Every muscle in my body wanted to strain against the heaviness pouring over me.

“Bruce is strict. Really set in his ways. And Caroline was never one to conform.”

“She was constantly chasing the next thing that would help her forget her pain. Our dad’s death was a bruise she could never heal, and Bruce just seemed to keep pushing on it.

” The clog in my throat returned as the guilt seeped in.

“It got worse for her in high school. I was gone at college, and she discovered drugs. And you can imagine how things went from there.”

I’d run out of things to do with my hands, so I simply stared at them, wishing I could stand, pace, or just be done with this conversation.

Brooke nodded and made more notes on her iPad.

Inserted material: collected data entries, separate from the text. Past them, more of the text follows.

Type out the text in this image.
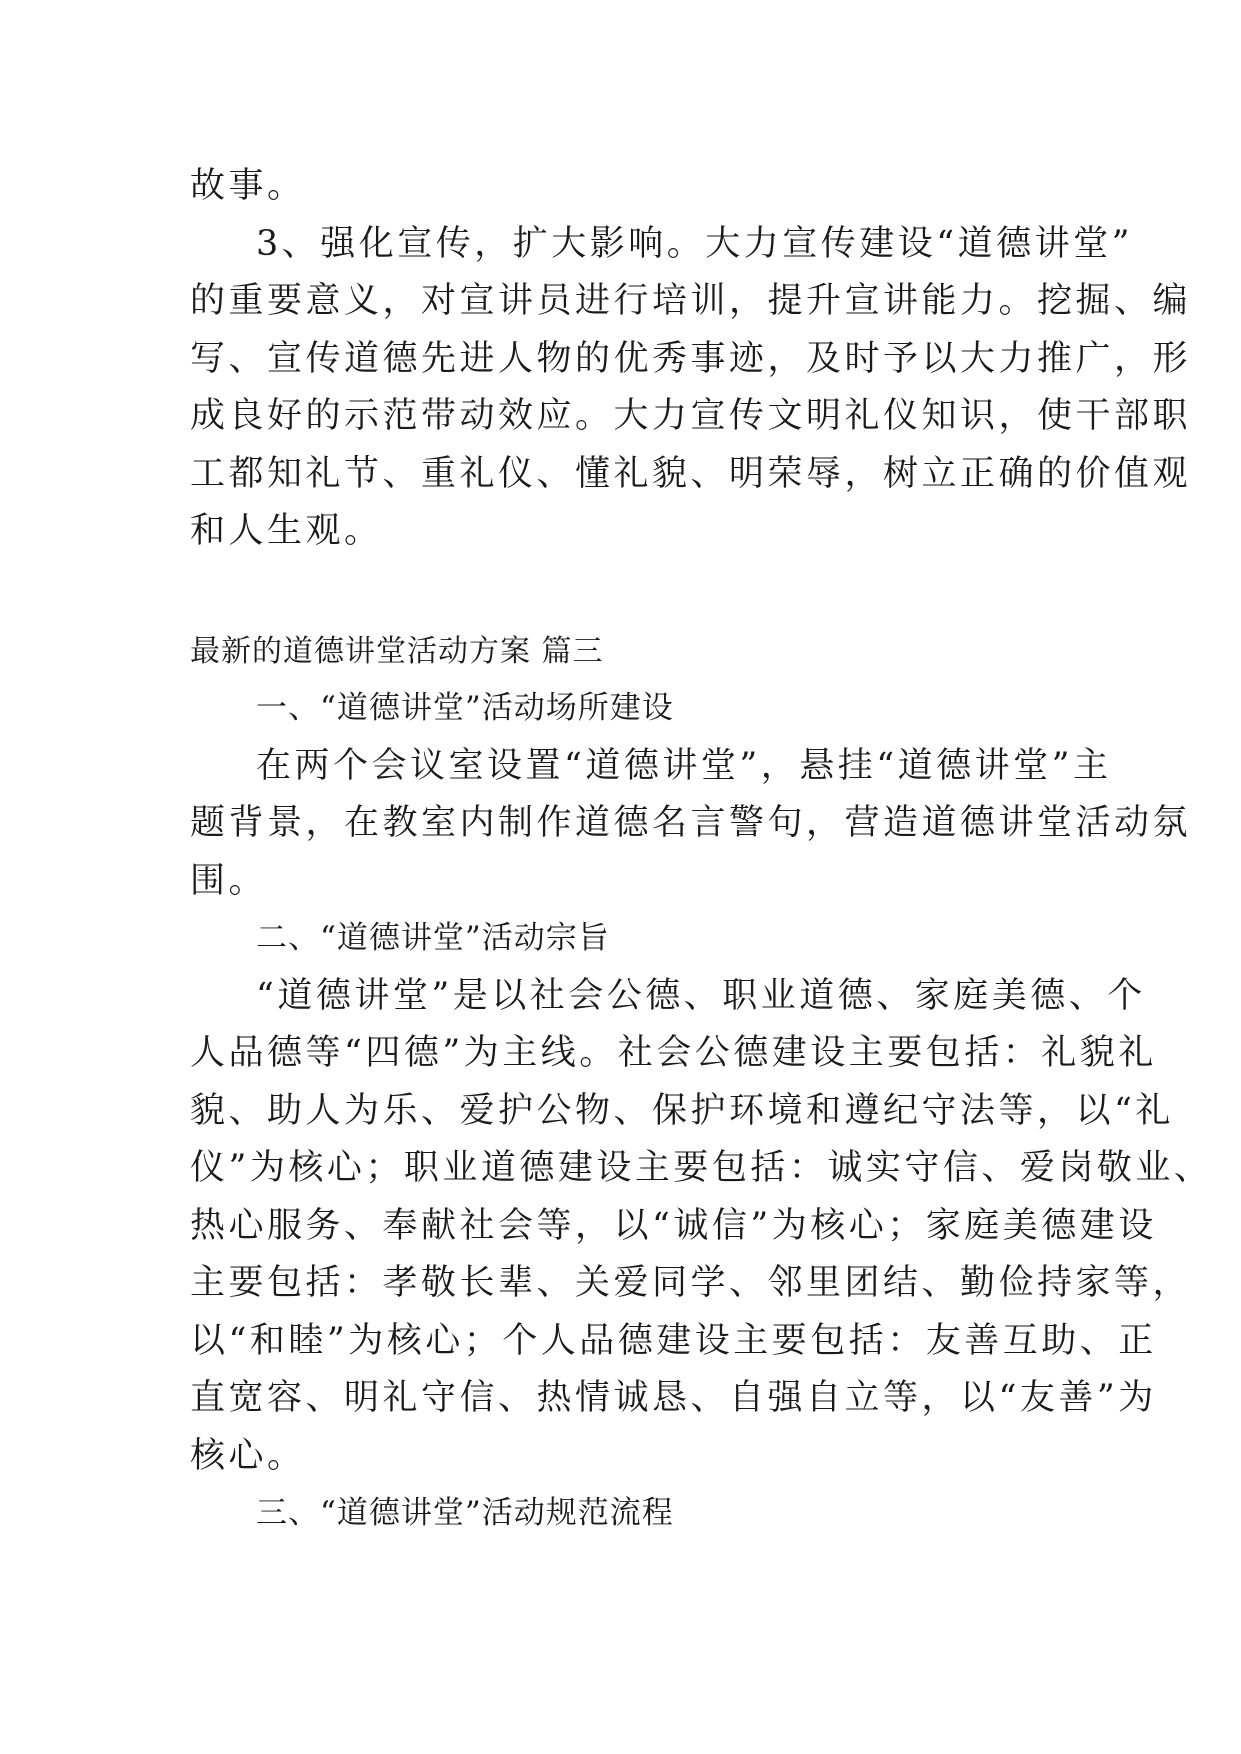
故事。

3、强化宣传，扩大影响。大力宣传建设“道德讲堂”

的重要意义，对宣讲员进行培训，提升宣讲能力。挖掘、编

写、宣传道德先进人物的优秀事迹，及时予以大力推广，形

成良好的示范带动效应。大力宣传文明礼仪知识，使干部职

工都知礼节、重礼仪、懂礼貌、明荣辱，树立正确的价值观

和人生观。

最新的道德讲堂活动方案 篇三

一、“道德讲堂”活动场所建设

在两个会议室设置“道德讲堂”，悬挂“道德讲堂”主

题背景，在教室内制作道德名言警句，营造道德讲堂活动氛

围。

二、“道德讲堂”活动宗旨

“道德讲堂”是以社会公德、职业道德、家庭美德、个

人品德等“四德”为主线。社会公德建设主要包括：礼貌礼

貌、助人为乐、爱护公物、保护环境和遵纪守法等，以“礼

仪”为核心；职业道德建设主要包括：诚实守信、爱岗敬业、

热心服务、奉献社会等，以“诚信”为核心；家庭美德建设

主要包括：孝敬长辈、关爱同学、邻里团结、勤俭持家等，

以“和睦”为核心；个人品德建设主要包括：友善互助、正

直宽容、明礼守信、热情诚恳、自强自立等，以“友善”为

核心。

三、“道德讲堂”活动规范流程
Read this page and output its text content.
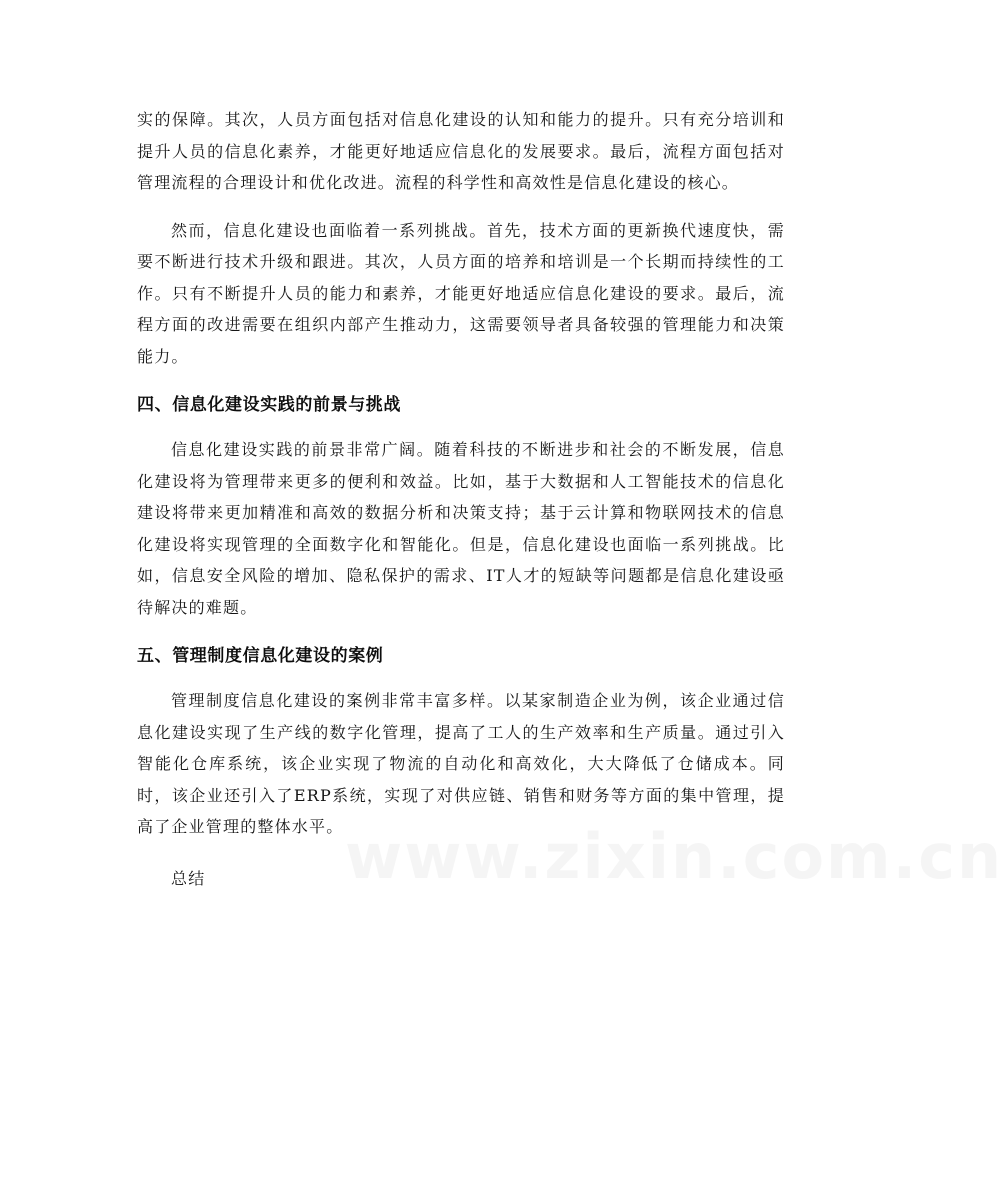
实的保障。其次，人员方面包括对信息化建设的认知和能力的提升。只有充分培训和提升人员的信息化素养，才能更好地适应信息化的发展要求。最后，流程方面包括对管理流程的合理设计和优化改进。流程的科学性和高效性是信息化建设的核心。

然而，信息化建设也面临着一系列挑战。首先，技术方面的更新换代速度快，需要不断进行技术升级和跟进。其次，人员方面的培养和培训是一个长期而持续性的工作。只有不断提升人员的能力和素养，才能更好地适应信息化建设的要求。最后，流程方面的改进需要在组织内部产生推动力，这需要领导者具备较强的管理能力和决策能力。

四、信息化建设实践的前景与挑战

信息化建设实践的前景非常广阔。随着科技的不断进步和社会的不断发展，信息化建设将为管理带来更多的便利和效益。比如，基于大数据和人工智能技术的信息化建设将带来更加精准和高效的数据分析和决策支持；基于云计算和物联网技术的信息化建设将实现管理的全面数字化和智能化。但是，信息化建设也面临一系列挑战。比如，信息安全风险的增加、隐私保护的需求、IT人才的短缺等问题都是信息化建设亟待解决的难题。

五、管理制度信息化建设的案例

管理制度信息化建设的案例非常丰富多样。以某家制造企业为例，该企业通过信息化建设实现了生产线的数字化管理，提高了工人的生产效率和生产质量。通过引入智能化仓库系统，该企业实现了物流的自动化和高效化，大大降低了仓储成本。同时，该企业还引入了ERP系统，实现了对供应链、销售和财务等方面的集中管理，提高了企业管理的整体水平。

总结	www.zixin.com.cn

I used the pause to briefly close my eyes, then rested my forearms on the table and tried to relax my shoulders.

The guilt and grief pricked my skin and clawed at my chest, and it took everything I had not to fall back in my chair and end the conversation.

“She eventually graduated from continuation school, much to the disappointment of my parents. Caroline was a straight-A student through middle school. She was so smart. But she wouldn’t go to class, blew off homework, and pretty much gave up on her dreams of ever going to college.”

I stared down at my Corona, swirling my thumb through the condensation.

This conversation was harder than I thought it’d be.

I’d told it in bits before, but running the entire course of my sister’s story blanketed me with emotions that only layered on the anguish I was already entrenched in.

“Bruce was relentless in sharing his disapproval. I sat at several uncomfortable family dinners, listening to him berate her. I should have intervened.”

My voice wavered as I added, “I resented my mom for being a silent bystander to his verbal abuse, but in reality, I was the same. Family dinners eventually ended. They’d become battlegrounds, so my mother stopped arranging them.

I was newly graduated, had just returned from my first European work trip, and was attending my cousin’s baptism. Caroline and my parents also attended.”